The memberships of several of our neighborhood groups have gone on record opposing the expansion. Our goal for Castro Village is to keep it vital and diverse. A conversion of yet another neighborhood- serving business into a generic corporate giant will accomplish neither of these goals.

The space into which Walgreen's hopes to expand had been a thriving laundromat for several decades. Per the SF Tax Collector, the laundromat ceased operations in November 2006. The landromat operator declined to give reasons for the closure. In only three months (over the holiday season), Walgreen's developed a corporate plan for the space and in February 2007 signed a 20 year lease.
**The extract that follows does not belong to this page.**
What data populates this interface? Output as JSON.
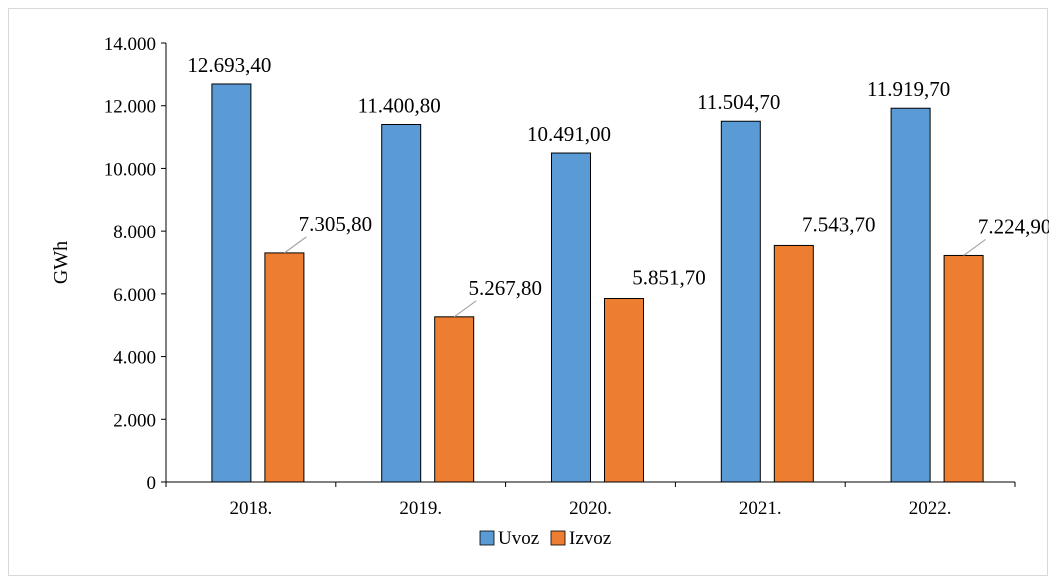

Spokesperson Todd Horton would not reveal how the rent Walgreen's is paying compares to that of the laundromat, saying it was proprietary.

For the past 15 months the former laundromat space has remained unoccupied as Walgreen's pays the rent. A primary argument for allowing Walgreen's and other unattractive chains into Castro Village is that empty storefronts are bad for business. This is undisputed. But if Walgreen's had any sense of community, it would have offered the space for use as a gallery or by a non-profit while waiting for permits. At least it would not have been left vacant. Walgreen's supporters fail to mention that certain property owners and leaseholders in the Castro apparently don't need nor care to lease or
occupy their properties. The owner of the largest restaurant space in the neighborhood, who also owns a bar on 18th Street, seems content to leave them vacant in perpetuity. Others are asking obscene rents.

What many of us have been working hard to achieve is a neighborhood commercial district that attracts local residents, but also encourages people to come and shop because we offer something that other neighborhoods do not. We have several other Walgreen's within walking distance (one just three blocks away at Market & Sanchez). Having yet another will not bring us more business or vitality. There is only one Cliff's Hardware, only one Buffalo Foods, only one De La Sole shoes. These are businesses that add to the fabric of our village. Please don't sell us out.